Large aka “deeps” or “brood boxes” – comes in 2 widths – 10 frame and 8 frame.

Medium aka “Illinois” or “western” – comes in 2 widths – 10 frame and 8 frame.

Small aka “honey super” or “shallow” – comes in 2 widths – 10 frame and 8 frame.

Of course there are other sizes and varieties of boxes, e.g. “super shallows” and “section supers” like the one pictured in the diagram. But I’m sticking to the basics here.

Old School beekeepers use the Large 10 frame box as their Hive Body/Brood Chamber.  They usually stack another Large box on top of the first one as their colony grows in size.

There’s only one problem.  When a Large 10 frame box is full of brood and honey, it is HEAAAVVYY!!  I’m talking 90 pounds of heavy!

My first hive is totally Old School.  Two large boxes on the bottom, with two medium boxes on top of those used as honey supers.

Can I lift those bottom boxes? Sure, when I’m powered by adrenaline because I’m terrified all my bees are going to die if I don’t get the hive back together! Like those stories of people lifting cars…

I learned my lesson the hard way. My second hive is going to be made up entirely of Medium 8 frame boxes. I’ve heard them called “lady boxes.”  Sounds good to me!!
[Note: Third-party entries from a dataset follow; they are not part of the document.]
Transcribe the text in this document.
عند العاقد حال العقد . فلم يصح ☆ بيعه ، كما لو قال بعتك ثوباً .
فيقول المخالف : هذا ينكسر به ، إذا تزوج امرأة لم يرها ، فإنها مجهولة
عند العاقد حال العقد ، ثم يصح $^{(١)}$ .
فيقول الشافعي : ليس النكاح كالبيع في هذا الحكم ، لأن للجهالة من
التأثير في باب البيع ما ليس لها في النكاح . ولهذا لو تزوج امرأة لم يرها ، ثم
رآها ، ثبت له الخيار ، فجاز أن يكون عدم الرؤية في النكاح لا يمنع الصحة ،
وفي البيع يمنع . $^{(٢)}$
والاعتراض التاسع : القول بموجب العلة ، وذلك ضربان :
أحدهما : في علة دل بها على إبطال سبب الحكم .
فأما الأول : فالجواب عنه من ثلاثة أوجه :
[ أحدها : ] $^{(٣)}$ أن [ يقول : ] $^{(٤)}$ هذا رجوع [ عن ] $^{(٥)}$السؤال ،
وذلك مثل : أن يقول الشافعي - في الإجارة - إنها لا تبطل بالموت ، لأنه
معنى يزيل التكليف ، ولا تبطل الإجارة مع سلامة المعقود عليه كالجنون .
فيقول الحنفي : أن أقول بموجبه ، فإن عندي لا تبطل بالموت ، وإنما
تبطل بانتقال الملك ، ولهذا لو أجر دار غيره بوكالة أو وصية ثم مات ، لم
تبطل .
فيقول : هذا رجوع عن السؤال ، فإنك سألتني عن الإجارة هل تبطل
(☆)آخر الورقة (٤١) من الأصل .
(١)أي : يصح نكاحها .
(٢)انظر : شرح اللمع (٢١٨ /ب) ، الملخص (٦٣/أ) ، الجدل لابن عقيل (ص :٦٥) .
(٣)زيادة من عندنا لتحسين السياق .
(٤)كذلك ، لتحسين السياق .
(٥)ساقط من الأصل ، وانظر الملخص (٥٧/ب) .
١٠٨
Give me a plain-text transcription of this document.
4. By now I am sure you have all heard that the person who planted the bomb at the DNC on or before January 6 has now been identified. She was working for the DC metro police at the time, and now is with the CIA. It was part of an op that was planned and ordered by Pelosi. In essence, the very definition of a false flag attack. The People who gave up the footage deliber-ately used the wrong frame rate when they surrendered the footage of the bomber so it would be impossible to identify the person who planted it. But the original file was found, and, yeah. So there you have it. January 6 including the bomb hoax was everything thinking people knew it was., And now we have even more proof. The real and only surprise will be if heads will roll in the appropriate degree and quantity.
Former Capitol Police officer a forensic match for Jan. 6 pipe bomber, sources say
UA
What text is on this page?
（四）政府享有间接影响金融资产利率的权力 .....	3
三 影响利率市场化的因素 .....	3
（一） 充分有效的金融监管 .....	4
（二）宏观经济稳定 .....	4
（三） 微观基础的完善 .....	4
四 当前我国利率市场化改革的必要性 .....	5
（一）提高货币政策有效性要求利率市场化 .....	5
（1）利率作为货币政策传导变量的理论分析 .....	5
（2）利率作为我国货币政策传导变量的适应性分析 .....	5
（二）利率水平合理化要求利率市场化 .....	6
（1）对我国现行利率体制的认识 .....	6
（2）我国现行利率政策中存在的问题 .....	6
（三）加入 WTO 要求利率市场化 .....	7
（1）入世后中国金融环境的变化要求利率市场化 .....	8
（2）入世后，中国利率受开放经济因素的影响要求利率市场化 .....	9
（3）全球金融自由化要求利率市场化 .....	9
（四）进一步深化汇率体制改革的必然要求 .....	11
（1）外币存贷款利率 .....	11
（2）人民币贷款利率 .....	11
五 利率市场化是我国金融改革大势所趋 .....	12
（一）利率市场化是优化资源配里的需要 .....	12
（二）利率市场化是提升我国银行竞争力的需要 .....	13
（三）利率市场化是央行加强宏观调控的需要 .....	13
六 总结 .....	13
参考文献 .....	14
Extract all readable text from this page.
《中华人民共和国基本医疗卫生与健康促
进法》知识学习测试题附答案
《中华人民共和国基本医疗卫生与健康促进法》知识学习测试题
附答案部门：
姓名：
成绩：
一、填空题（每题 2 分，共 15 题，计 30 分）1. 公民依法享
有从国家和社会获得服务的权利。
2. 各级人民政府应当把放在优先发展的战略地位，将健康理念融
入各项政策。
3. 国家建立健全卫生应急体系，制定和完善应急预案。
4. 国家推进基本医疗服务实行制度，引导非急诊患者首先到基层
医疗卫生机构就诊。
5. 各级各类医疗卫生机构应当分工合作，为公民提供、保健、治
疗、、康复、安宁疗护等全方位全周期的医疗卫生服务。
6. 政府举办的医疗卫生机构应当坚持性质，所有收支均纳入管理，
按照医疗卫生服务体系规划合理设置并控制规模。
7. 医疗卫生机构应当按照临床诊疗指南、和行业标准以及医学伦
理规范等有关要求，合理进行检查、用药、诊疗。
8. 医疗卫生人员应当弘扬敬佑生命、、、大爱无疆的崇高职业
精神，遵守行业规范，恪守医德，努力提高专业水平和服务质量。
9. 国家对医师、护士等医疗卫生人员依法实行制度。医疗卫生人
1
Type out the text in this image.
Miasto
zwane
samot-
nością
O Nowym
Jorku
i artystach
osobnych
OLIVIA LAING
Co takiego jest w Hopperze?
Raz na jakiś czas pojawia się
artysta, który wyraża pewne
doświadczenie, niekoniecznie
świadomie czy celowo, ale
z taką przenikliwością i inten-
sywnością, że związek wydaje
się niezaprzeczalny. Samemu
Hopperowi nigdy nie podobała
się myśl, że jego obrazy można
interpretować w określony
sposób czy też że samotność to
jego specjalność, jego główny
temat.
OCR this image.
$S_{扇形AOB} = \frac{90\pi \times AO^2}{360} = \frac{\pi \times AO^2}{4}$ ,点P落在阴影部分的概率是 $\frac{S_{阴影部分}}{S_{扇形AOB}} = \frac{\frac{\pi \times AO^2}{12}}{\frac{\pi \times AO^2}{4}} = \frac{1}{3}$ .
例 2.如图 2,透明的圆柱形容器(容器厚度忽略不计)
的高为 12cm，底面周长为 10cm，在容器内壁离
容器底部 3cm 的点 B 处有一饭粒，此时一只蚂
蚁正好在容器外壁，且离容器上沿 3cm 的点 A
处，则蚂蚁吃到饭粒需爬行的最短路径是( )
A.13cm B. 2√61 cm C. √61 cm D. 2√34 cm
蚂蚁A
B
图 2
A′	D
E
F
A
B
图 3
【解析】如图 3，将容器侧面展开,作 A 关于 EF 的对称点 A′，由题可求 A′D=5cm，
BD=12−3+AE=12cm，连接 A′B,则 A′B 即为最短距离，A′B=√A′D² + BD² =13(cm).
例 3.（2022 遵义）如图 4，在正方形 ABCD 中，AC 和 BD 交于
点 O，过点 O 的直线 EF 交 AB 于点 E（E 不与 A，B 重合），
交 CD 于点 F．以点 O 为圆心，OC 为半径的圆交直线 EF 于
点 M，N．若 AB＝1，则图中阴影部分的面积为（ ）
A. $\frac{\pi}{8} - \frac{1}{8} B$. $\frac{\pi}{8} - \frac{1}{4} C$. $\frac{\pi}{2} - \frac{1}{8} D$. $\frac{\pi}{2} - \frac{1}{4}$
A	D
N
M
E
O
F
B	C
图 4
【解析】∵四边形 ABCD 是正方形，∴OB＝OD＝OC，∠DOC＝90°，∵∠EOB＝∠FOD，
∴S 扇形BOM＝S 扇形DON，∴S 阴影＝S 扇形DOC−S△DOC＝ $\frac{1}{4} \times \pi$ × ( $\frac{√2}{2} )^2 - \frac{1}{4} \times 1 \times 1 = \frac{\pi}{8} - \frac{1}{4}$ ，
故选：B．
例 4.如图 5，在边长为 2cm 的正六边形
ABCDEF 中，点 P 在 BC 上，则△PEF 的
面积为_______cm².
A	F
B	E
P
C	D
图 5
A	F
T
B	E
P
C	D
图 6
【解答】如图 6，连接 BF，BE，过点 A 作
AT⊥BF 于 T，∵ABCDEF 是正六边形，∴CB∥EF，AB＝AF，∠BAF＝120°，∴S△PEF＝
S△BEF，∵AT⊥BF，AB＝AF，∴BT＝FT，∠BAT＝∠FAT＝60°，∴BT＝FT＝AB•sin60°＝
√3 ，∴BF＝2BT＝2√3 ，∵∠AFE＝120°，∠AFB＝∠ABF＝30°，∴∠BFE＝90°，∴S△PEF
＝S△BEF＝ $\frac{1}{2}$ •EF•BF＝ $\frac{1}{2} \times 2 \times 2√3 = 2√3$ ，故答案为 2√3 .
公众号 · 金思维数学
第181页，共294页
Next we arrive at the Queen Excluder, possibly the most controversial piece of equipment on the hive.  The point of an excluder is to keep the Queen from laying eggs in the honey supers, thus keeping baby bees out of the honey you harvest.  Most beekeepers I know regard them with disdain, including Bee Guru Michael Bush. I tried an excluder once, but never again. My worker bees hated it.  My advice? Toss it.

Next we come to the Inner Cover.  I understand that this is an essential part of the hive, but I forgot to put mine on last year and my bees are fine.  I recommend using one, however.

FINALLY, we arrive at the Outer or Telescoping Cover. A very essential part of the hive.  And now it comes in an attractive English Garden Style!

English Garden Hive Cover

I hope this series has unraveled some of the Mysteries of the Langstroth Hive.  Now on to some gardening topics!!

Some Creative Langstroth Hives!

2 thoughts on “Exploring the Mysteries of the Langstroth Hive, Part IV. The Final Chapter!

  1. Emily Heath says:

    I’m surprised you’re against queen excluders (but I shouldn’t be, because beekeepers disagree on everything!). They’re used by everyone here – maybe because our honey harvests are often quite small (I’m pleased if I get one super per hive) so we can’t afford to let brood get mixed in with our honey crop. If the workers are reluctant to go through the excluder it can be left off for a week or two before they start drawing out comb in the super.

  2. The Queen Excluder has always been the most controversial part of any hive. Some beekeepers love them and others won’t go near them.
    Part of the rationale over here for not using an excluder is that one shouldn’t do anything to discourage the Queen from expanding the colony in any way She wants.
    I’m sure I’m influenced by my Bee Guru Michael Bush, who doesn’t use them.